Par offre (technologie (logiciel/conducteur virtuel, capteurs et kit informatique), conducteur à la demande), niveau d'autonomie (niveau 4 autoroute, niveau 4 hors route/industriel) ; application (transport de marchandises longue distance, industrie/hors route, logistique de défense, ports/gares) ; modèle commercial (conducteur à la demande, flotte/transporteur en propre) ; utilisateur final (transporteurs et expéditeurs, pétrole et gaz/mines, défense, prestataires logistiques) — Taille du marché, dynamique du secteur, analyse des opportunités et prévisions pour 2026-2035
Le marché des camions autonomes est estimé à 2 milliards de dollars en 2025 et devrait atteindre 61 milliards de dollars d'ici 2035, avec un taux de croissance annuel composé (TCAC) de 40,7 % sur la période prévisionnelle 2026-2035.
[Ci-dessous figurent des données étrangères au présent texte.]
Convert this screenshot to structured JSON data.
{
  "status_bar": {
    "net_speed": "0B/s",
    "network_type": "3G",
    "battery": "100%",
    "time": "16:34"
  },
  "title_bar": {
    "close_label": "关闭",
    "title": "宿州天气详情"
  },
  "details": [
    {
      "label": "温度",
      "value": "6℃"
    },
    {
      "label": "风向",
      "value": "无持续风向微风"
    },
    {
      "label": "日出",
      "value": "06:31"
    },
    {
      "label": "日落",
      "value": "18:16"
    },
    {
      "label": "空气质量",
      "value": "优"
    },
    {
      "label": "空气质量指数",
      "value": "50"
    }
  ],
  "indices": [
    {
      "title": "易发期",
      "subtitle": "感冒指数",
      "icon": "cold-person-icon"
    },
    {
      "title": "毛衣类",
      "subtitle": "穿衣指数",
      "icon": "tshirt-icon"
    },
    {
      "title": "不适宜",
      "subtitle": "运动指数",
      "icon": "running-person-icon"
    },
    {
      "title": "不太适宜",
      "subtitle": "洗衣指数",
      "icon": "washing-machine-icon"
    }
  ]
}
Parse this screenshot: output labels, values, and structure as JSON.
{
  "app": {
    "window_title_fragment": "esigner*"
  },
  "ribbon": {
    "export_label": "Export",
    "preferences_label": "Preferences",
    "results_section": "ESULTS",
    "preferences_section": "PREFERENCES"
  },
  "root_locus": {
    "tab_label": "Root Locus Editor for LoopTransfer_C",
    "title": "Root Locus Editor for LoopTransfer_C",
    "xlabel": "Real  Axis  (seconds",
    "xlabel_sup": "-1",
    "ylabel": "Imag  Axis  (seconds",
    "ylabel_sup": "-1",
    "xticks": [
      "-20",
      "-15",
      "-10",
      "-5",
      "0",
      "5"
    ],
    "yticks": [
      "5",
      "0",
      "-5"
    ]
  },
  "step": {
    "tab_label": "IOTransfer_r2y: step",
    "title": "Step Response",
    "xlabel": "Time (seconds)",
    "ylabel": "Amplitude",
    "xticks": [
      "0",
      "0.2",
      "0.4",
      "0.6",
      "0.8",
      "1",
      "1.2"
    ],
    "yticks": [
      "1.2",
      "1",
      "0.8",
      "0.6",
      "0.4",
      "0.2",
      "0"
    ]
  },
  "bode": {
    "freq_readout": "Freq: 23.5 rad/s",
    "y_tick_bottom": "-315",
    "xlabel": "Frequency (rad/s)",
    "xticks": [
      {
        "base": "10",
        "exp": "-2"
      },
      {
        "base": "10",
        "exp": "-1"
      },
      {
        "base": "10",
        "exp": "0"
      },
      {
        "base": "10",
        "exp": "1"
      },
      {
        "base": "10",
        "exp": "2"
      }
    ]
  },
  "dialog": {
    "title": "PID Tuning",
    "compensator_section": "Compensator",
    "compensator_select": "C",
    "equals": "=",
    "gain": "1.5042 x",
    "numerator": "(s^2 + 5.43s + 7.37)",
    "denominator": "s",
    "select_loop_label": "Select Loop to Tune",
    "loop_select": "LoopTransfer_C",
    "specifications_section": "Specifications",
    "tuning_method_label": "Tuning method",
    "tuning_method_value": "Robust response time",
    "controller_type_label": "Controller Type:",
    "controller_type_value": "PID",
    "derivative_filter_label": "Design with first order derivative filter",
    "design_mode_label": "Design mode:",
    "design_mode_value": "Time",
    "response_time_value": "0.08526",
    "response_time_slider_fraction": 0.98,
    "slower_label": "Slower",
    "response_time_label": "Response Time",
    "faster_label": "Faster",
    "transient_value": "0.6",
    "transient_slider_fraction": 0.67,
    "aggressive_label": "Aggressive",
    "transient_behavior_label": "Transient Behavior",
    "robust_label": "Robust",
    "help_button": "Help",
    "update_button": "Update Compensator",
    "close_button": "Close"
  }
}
Le transport routier autonome utilise des technologies de conduite autonome (logiciels, capteurs et ordinateurs de bord) pour le transport de marchandises sans conducteur sur de longues distances, ainsi que pour la logistique industrielle et de défense, généralement via des modèles de chauffeur à la demande. Ce marché englobe les revenus générés par les technologies et les services liés aux camions autonomes. Il exclut les camions conventionnels équipés de systèmes d'aide à la conduite (ADAS) et les robotaxis pour le transport de passagers.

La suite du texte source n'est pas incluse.